There's no reason to be didactic about the language, to expect or even want the language to remain stagnant, but some distinctions are useful to uphold. Whenever a precise word is lost, the ability to articulate a precise concept becomes more difficult. And you don't have to squint to notice that these words touch questions that are fundamental to life—questions that are particularly notable during those hinge moments, in those moments when coincidence and opportunity and choice appear to collide. Obviously the dollar that my six-year-old self kept rather than lost or doubled isn't an example of a hinge moment, where a different choice foretells a vastly different future. There’s no dramatic, vital reason why this memory has stuck with me, though it was when I became aware, I believe, that I could choose between, but never reduce, risks.

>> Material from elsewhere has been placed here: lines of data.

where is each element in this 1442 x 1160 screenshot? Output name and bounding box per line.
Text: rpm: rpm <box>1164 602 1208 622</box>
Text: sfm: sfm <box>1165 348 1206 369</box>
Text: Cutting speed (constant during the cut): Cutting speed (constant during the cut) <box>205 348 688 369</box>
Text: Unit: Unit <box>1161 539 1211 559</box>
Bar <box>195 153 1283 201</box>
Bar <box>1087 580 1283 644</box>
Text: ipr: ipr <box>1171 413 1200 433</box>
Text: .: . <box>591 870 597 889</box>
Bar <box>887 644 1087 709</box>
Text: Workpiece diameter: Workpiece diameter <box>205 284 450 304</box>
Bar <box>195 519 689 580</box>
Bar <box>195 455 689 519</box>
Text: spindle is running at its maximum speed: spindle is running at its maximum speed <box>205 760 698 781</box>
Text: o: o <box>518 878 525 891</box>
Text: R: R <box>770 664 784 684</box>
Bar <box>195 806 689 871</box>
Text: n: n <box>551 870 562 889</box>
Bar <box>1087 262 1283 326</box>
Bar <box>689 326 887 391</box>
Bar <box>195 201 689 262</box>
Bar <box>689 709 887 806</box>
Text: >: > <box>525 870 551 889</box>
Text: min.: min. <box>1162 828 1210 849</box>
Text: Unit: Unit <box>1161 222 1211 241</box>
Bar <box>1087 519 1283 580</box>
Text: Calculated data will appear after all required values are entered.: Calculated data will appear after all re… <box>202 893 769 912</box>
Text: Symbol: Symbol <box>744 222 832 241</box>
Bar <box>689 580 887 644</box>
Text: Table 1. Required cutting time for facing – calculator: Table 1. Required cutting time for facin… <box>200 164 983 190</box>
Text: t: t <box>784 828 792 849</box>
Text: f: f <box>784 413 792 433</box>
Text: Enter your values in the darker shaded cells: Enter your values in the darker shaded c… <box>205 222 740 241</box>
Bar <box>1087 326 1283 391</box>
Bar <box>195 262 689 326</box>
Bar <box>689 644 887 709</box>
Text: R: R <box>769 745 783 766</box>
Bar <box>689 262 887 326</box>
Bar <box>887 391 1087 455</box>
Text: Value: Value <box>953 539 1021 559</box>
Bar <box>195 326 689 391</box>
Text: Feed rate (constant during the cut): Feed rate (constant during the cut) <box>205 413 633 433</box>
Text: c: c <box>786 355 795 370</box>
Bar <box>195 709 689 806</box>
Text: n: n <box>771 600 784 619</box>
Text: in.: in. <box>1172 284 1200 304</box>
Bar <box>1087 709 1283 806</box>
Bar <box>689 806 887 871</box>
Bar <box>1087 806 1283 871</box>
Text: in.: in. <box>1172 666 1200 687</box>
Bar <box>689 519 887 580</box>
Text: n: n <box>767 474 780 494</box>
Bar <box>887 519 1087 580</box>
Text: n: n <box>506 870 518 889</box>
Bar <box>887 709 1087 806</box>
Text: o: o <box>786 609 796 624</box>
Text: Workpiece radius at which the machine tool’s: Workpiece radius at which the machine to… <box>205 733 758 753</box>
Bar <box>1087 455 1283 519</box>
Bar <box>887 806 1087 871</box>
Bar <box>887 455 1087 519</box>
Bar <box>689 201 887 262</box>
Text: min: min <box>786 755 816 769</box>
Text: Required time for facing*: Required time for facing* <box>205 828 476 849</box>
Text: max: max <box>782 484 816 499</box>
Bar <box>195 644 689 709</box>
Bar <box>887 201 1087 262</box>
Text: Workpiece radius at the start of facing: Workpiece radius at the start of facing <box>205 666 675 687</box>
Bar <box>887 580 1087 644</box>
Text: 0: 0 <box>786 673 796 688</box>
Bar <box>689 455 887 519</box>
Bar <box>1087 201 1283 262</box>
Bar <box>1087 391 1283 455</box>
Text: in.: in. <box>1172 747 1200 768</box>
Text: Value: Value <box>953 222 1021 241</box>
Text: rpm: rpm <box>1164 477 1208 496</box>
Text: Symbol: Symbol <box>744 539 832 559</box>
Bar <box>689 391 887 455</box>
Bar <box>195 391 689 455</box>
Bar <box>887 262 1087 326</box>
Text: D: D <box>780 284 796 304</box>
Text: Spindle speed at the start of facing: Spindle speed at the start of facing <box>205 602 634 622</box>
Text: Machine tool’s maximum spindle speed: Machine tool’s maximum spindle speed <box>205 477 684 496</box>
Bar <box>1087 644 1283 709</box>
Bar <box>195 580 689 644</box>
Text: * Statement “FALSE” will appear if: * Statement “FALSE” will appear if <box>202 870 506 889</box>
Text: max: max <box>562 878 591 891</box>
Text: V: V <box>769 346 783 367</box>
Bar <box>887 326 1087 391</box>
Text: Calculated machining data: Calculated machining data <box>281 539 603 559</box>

If I were to make a grand and slightly unjustified claim about risk, I would say that most people prefer to have a pile of regrets rather than a list of actions that make them feel remorse. Intriguingly, this isn't necessarily what people would claim, even though it does seem that there's a slight bias toward inaction, hesitation, delay, as opposed to putting the risk on the unknown chance. And perhaps this was a perfectly rational bias for most of history. You must always choose, and there's no second chance once the lion chomps, against the river’s current, with the poisonous plant. Unforgiving conditions almost certainly predispose you toward extra care. And having an excess of regrets is probably best in harsh and primitive environments. Refining our nervous system over thousands of years to calculate and fear those irreparable risks probably does make us more reluctant to step forward today, even when the dangers, in general, are more abstract and diffuse. Which means that there’s a visceral understanding of consequences, of the potential for remorse, but the same insight doesn't seem to arise when it comes to the risks of regret. My sense is that people significantly underestimate the cost of what they don't do: the chances they forgo, the letters they don't write, the trains they don't take.

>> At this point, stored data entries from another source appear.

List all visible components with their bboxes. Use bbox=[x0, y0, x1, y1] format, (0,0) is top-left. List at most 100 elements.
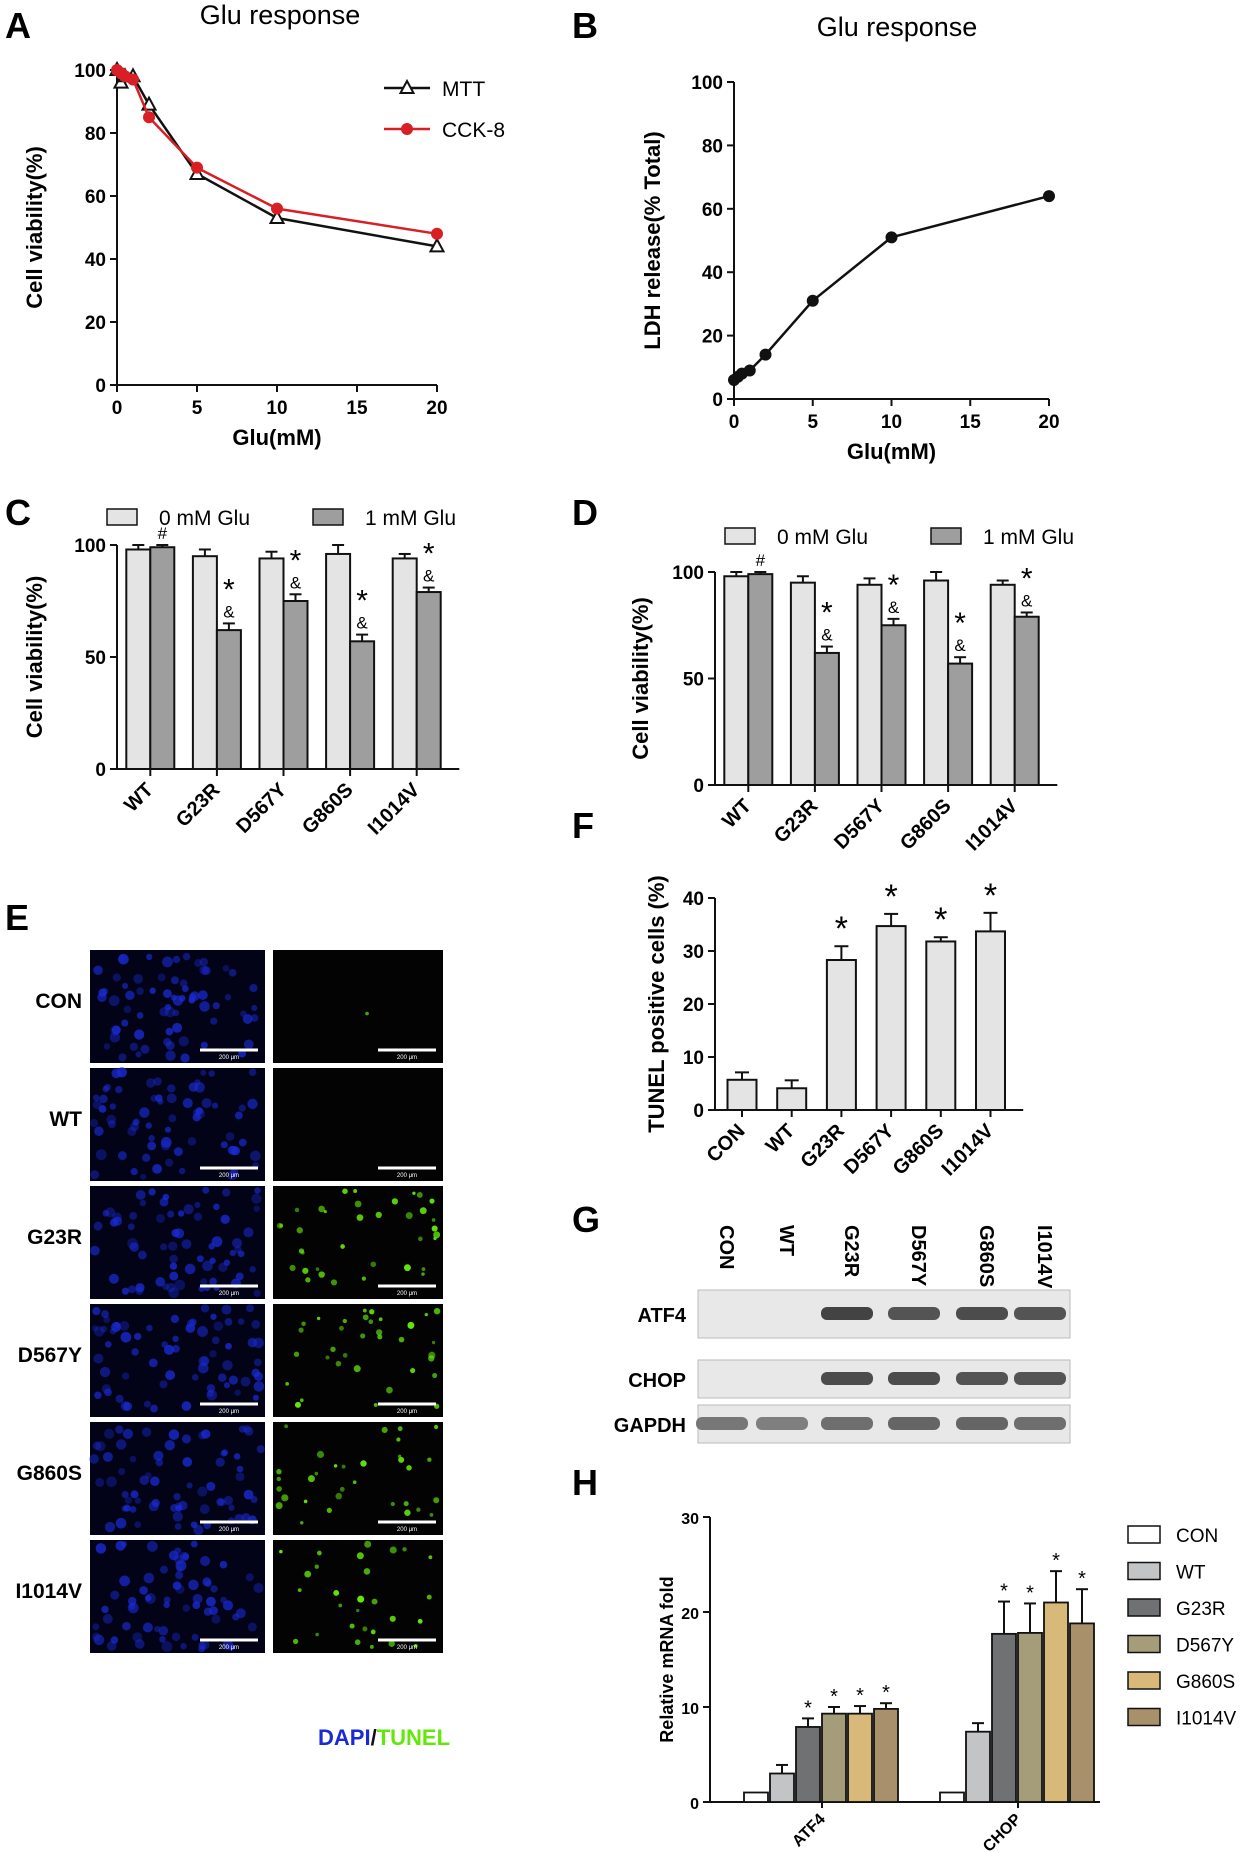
nucleus-dot bbox=[120, 1331, 132, 1343]
data-point bbox=[743, 364, 756, 377]
blot-band bbox=[1014, 1307, 1066, 1320]
data-point bbox=[1043, 190, 1055, 203]
nucleus-dot bbox=[132, 1119, 139, 1126]
nucleus-dot bbox=[223, 1495, 234, 1506]
tunel-dot bbox=[429, 1198, 435, 1204]
nucleus-dot bbox=[135, 1051, 142, 1058]
nucleus-dot bbox=[171, 1228, 180, 1238]
nucleus-dot bbox=[140, 1044, 150, 1054]
bar bbox=[975, 930, 1006, 1112]
blot-band bbox=[888, 1307, 940, 1320]
nucleus-dot bbox=[162, 1193, 170, 1201]
micrograph-row-label: I1014V bbox=[15, 1580, 82, 1603]
nucleus-dot bbox=[92, 1325, 99, 1332]
tunel-dot bbox=[349, 1623, 355, 1629]
nucleus-dot bbox=[238, 1138, 247, 1147]
nucleus-dot bbox=[150, 1404, 158, 1413]
y-tick-label: 20 bbox=[85, 313, 106, 334]
nucleus-dot bbox=[189, 1318, 197, 1326]
nucleus-dot bbox=[92, 1307, 101, 1316]
tunel-dot bbox=[388, 1640, 395, 1647]
nucleus-dot bbox=[253, 1582, 264, 1593]
blot-row-label: GAPDH bbox=[614, 1415, 686, 1437]
y-tick-label: 20 bbox=[683, 995, 704, 1016]
nucleus-dot bbox=[245, 1304, 255, 1313]
nucleus-dot bbox=[163, 989, 172, 998]
nucleus-dot bbox=[157, 973, 166, 982]
bar bbox=[821, 1712, 847, 1803]
tunel-dot bbox=[404, 1264, 411, 1272]
scale-bar-label: 200 μm bbox=[219, 1173, 239, 1179]
tunel-dot bbox=[410, 1368, 416, 1374]
nucleus-dot bbox=[163, 1596, 171, 1604]
nucleus-dot bbox=[206, 1384, 216, 1393]
nucleus-dot bbox=[198, 1645, 205, 1653]
legend-label: 0 mM Glu bbox=[777, 526, 868, 549]
nucleus-dot bbox=[200, 1356, 210, 1366]
tunel-dot bbox=[381, 1426, 388, 1433]
y-tick-label: 50 bbox=[85, 648, 106, 669]
nucleus-dot bbox=[94, 1391, 102, 1400]
y-tick-label: 20 bbox=[681, 1606, 699, 1623]
nucleus-dot bbox=[247, 1098, 258, 1110]
nucleus-dot bbox=[134, 1521, 142, 1529]
nucleus-dot bbox=[92, 1099, 102, 1110]
nucleus-dot bbox=[145, 1594, 152, 1602]
nucleus-dot bbox=[225, 1132, 235, 1141]
nucleus-dot bbox=[150, 1476, 160, 1487]
legend-swatch bbox=[312, 508, 344, 526]
significance-mark: * bbox=[821, 597, 833, 630]
scale-bar-label: 200 μm bbox=[397, 1645, 417, 1651]
nucleus-dot bbox=[167, 1210, 175, 1218]
blot-band bbox=[956, 1307, 1008, 1320]
nucleus-dot bbox=[153, 1450, 164, 1461]
legend-swatch bbox=[1127, 1561, 1161, 1581]
panel-letter-c: C bbox=[5, 492, 31, 533]
nucleus-dot bbox=[106, 1476, 117, 1488]
nucleus-dot bbox=[155, 1094, 163, 1102]
y-tick-label: 0 bbox=[95, 376, 106, 397]
scale-bar-label: 200 μm bbox=[397, 1409, 417, 1415]
lane-label: WT bbox=[775, 1225, 797, 1256]
y-tick-label: 10 bbox=[683, 1048, 704, 1069]
nucleus-dot bbox=[178, 1036, 189, 1047]
nucleus-dot bbox=[168, 1287, 180, 1299]
scale-bar-label: 200 μm bbox=[219, 1409, 239, 1415]
scale-bar-label: 200 μm bbox=[397, 1291, 417, 1297]
nucleus-dot bbox=[181, 1434, 192, 1444]
nucleus-dot bbox=[122, 1621, 131, 1631]
legend-swatch bbox=[724, 527, 756, 545]
nucleus-dot bbox=[136, 1012, 144, 1019]
nucleus-dot bbox=[249, 1150, 261, 1162]
tunel-dot bbox=[314, 1471, 319, 1476]
blot-band bbox=[888, 1372, 940, 1385]
nucleus-dot bbox=[199, 1504, 210, 1515]
y-tick-label: 0 bbox=[693, 776, 704, 797]
nucleus-dot bbox=[124, 1496, 132, 1504]
tunel-dot bbox=[326, 1507, 332, 1513]
legend-label: CCK-8 bbox=[442, 119, 505, 142]
nucleus-dot bbox=[134, 1639, 145, 1649]
nucleus-dot bbox=[203, 1607, 213, 1616]
caption-tunel: TUNEL bbox=[377, 1725, 450, 1750]
nucleus-dot bbox=[140, 1173, 147, 1180]
tunel-dot bbox=[416, 1507, 421, 1512]
significance-mark: * bbox=[984, 877, 997, 915]
chart-f-tunel-bars: 0 10 20 30 40 TUNEL positive cells (%) CON WT * G… bbox=[644, 875, 1024, 1180]
tunel-dot bbox=[431, 1225, 438, 1232]
tunel-dot bbox=[433, 1424, 439, 1430]
bar bbox=[769, 1772, 795, 1803]
tunel-dot bbox=[297, 1588, 302, 1593]
nucleus-dot bbox=[148, 1358, 158, 1368]
tunel-dot bbox=[397, 1426, 403, 1432]
y-tick-label: 80 bbox=[85, 124, 106, 145]
nucleus-dot bbox=[164, 1440, 175, 1451]
legend-swatch bbox=[1127, 1634, 1161, 1654]
nucleus-dot bbox=[251, 1193, 262, 1204]
x-tick-label: 15 bbox=[960, 412, 982, 433]
bar bbox=[947, 662, 974, 787]
nucleus-dot bbox=[164, 1006, 176, 1018]
significance-mark: * bbox=[1021, 562, 1033, 595]
nucleus-dot bbox=[250, 1014, 259, 1022]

Over a long enough period, most people do permit themselves a bit of forgiveness for past mistakes. Even the most dreadful errors can be justified, or simply accepted, ushering in a sense of tranquility. But in nearly all of the stories that I've heard about loss, heartbreak, tragedy, mistake, in nearly all the tales of anguish and shame and bitterness that I've been told, there's a familiar, but quite subtle, refrain: a focus on inaction. Remorse for a past error is rationalized or resolved or even forgotten; regret about the action not taken is what seems to linger.
What appears unendurable are those memories of idleness, drift, the times of passivity. Those memories linger as fragments and shape themselves into narratives—with the most pain coming from what's unspoken, unwritten, unfinished, and unpursued. And if you're able to read this sentence, then biasing your risk toward inaction, to the avoidance of a mistake rather than the making of a mistake, is probably the wrong choice. Besides, there’s no escape, and there's no solution, against the chasm that exists between the risk of your choices: there’s the potential for regret after inaction, and there’s the potential for remorse after wrong action. But this predicament can also be clarifying—it forces you to recognize that you're always choosing.